Orta Asya'nın mavi kubbeli incisi: Semerkant
Mavi kubbelerle kaplı medreselere, çinilerle süslenmiş kervansaraylara, görkemli cami ve külliyelere sahip Semerkant, adeta açık hava müzesini andırıyor.
Giriş Tarihi: 30.11.2018
17:45
Güncelleme Tarihi: 30.11.2018
17:48
Şehrin merkezi olarak bilinen ve Farsçada "kumlu yer" anlamına gelen Registan Meydanı, Semerkant'ın en önemli simgelerinden biri. Kentin kalbi olan meydanın çevresinde dört eyvanlı avluya sahip Uluğ Bey Medresesi'nin ön planda olduğu toplam üç medrese yer alıyor. Görkemli duvar süslemelerine sahip medreselerin kapılarında çiniler üzerinde elle nakşedilmiş Kur'an-ı Kerim'den ayet ve sureler mevcut.
Şah-i Zinde (Yaşayan Şah) Mezarlığı
Semerkant'ta yer alan önemli yapılardan Şah-i Zinde Mezarlığında, Emevilerin Horasan Valisi Said bin Osman'ın 676'da Semerkant üzerine düzenlediği seferde kuşatma sırasında şehit düşen Hz. Peygamber'in amcası Abbas bin Abdülmuttalip'in oğlu Kusam'ın de mezarının bulunduğu rivayet ediliyor. İslamiyette şehit düşenlerin ölmediğini vurgulayan ayete dayanarak, Kusam bin Abbas'a da "Şah-i Zinde" yani yaşayan, diri şah denildiği ve mezarlığın da ismini buradan aldığı biliniyor.
Günümüze sadece belirli bölümleri ulaşan Bibi Hanım Camii, Timur döneminin ihtişamını yansıtan en göz alıcı yapıların başında geliyor. 1399-1405 yılları arasında inşa edilmiş bu eser, dışa doğru taşkın büyük kemerli girişin yer aldığı ve daha içeride mermer ikinci bir kapının bulunduğu, dev avlusunun içinde dört eyvanlı yapısıyla dikkati çekiyor.
Semerkant Rasathanesi Astronomi ve Matematik alanlarında geniş bilgi sahibi olan Timur'un torunu Uluğ Bey tarafından inşa ettirilen "Semerkant Rasathanesi", o dönemde Türklerin fen bilimleri alanında ulaştığı seviyeyi göstermesi açısından ayrı önem taşıyor. Astronomi ve Matematik alanlarındaki çalışmalarıyla ün kazanan Uluğ Bey, kurduğu rasathanede yıldızların ve ayın hareketlerini gözlemledi.

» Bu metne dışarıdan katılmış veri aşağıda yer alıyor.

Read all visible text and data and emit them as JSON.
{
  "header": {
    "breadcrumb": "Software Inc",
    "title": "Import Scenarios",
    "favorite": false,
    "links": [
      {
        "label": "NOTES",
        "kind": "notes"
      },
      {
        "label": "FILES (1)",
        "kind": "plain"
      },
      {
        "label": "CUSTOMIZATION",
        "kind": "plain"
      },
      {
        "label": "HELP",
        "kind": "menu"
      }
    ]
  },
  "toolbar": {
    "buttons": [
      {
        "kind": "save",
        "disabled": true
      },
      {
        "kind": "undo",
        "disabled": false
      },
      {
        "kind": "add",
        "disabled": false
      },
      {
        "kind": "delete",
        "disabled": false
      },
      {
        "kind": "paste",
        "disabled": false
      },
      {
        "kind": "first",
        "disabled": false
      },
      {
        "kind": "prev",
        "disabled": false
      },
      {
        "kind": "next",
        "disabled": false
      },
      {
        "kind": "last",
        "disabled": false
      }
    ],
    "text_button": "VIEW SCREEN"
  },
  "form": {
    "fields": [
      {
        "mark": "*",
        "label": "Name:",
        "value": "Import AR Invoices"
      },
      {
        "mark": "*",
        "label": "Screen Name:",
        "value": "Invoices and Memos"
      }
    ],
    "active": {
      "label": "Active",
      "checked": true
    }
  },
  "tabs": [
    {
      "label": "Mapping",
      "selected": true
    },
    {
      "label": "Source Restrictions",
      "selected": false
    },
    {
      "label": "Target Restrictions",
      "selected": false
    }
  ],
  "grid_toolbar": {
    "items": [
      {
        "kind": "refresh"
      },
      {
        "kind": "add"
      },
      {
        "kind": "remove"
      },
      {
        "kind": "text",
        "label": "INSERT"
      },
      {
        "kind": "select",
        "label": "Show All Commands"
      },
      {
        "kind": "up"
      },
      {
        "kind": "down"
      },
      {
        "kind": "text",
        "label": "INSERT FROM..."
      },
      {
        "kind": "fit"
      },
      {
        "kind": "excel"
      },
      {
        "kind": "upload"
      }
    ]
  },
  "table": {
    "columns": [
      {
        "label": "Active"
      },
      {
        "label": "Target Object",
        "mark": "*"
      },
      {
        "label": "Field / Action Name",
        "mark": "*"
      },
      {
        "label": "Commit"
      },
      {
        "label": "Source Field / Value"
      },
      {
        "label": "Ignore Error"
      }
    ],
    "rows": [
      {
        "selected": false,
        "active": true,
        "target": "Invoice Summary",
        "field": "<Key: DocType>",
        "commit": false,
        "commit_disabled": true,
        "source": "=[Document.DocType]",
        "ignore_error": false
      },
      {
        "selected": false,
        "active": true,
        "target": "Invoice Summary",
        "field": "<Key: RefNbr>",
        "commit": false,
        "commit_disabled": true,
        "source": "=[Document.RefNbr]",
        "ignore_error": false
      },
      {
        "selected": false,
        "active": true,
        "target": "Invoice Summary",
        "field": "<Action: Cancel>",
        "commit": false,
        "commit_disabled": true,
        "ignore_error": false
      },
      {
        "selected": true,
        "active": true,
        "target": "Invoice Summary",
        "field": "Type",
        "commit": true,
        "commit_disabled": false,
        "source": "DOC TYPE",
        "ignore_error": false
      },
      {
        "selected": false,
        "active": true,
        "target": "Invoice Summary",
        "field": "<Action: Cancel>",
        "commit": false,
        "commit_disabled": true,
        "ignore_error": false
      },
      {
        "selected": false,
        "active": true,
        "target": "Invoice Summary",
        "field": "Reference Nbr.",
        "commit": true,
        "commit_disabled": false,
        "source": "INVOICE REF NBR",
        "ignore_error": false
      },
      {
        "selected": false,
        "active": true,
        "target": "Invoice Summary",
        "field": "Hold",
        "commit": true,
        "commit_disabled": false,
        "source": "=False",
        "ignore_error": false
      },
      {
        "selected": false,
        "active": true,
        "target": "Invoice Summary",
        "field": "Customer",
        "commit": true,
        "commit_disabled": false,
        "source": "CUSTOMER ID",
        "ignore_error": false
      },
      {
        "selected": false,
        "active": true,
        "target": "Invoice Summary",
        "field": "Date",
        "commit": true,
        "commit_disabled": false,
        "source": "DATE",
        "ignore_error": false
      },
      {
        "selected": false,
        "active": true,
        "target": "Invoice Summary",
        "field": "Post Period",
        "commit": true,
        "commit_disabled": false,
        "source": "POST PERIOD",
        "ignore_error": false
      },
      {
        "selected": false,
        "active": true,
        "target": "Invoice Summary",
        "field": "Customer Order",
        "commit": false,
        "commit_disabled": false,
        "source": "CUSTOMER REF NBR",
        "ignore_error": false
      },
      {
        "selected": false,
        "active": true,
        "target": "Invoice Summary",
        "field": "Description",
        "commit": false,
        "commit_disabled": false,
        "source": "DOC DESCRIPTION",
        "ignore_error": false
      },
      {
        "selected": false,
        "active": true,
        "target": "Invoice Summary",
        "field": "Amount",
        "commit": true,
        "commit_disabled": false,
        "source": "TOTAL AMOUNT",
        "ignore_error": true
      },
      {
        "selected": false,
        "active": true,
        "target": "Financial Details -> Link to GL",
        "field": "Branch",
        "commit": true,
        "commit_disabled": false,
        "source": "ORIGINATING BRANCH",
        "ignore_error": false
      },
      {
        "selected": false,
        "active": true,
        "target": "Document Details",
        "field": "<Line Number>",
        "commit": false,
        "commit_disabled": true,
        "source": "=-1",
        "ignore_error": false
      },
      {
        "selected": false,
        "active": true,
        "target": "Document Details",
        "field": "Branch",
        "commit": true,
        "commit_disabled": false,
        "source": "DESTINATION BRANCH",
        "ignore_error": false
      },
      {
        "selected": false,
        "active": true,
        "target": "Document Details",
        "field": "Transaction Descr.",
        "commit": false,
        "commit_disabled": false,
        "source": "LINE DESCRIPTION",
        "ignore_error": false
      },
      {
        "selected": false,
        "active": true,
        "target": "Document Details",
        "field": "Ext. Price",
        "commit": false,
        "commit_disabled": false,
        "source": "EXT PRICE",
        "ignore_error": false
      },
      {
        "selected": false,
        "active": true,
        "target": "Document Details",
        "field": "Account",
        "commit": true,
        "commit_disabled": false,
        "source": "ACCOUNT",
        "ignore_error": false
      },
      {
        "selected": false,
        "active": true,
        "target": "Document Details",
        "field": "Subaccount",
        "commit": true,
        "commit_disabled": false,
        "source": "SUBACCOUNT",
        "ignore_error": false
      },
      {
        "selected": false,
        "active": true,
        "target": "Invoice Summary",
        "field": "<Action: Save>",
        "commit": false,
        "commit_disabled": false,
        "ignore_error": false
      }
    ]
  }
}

Semerkant'ın ekmeği dillere destan olmuş
Özbekistan'da yapıldığı bölgeye, yapılış şekline ve içeriğindeki kullanılan malzemeye göre çok fazla ekmek çeşidi var. "Semerkant nan'ı (ekmeği)" da bu mutfağın en eşsiz lezzetlerinden.
Semerkant'a özgü bu ekmeğin lezzeti tarih boyunca hep dillere destan olmuş. Rivayetlere göre, dönemin Buhara emiri, Semerkant ekmeğini çok beğeniyor ve ekmeği buradan getirmek yerine Buhara'da yaptırmak için Semerkant'taki en iyi fırıncıyı çağırıyor. Fırıncı ne kadar uğraşırsa uğraşsın, Buhara'da yaptığı ekmek, Semerkant ekmeğine bir türlü benzemiyor. Bunun üzerine Buhara emiri, Semerkant'tan özel çamur getirtip tandır yaptırıyor, hamur için un ve suyu da Semerkant'tan getirip tekrar ekmek yaptırıyor. Fakat bunca çabaya rağmen ekmek yine Semerkant nanına benzemiyor. Bunun üzerine Buhara emiri, "Bunun sırrı Semerkant'ın gizeminde olsa gerek" diyor ve bu işten vazgeçiyor.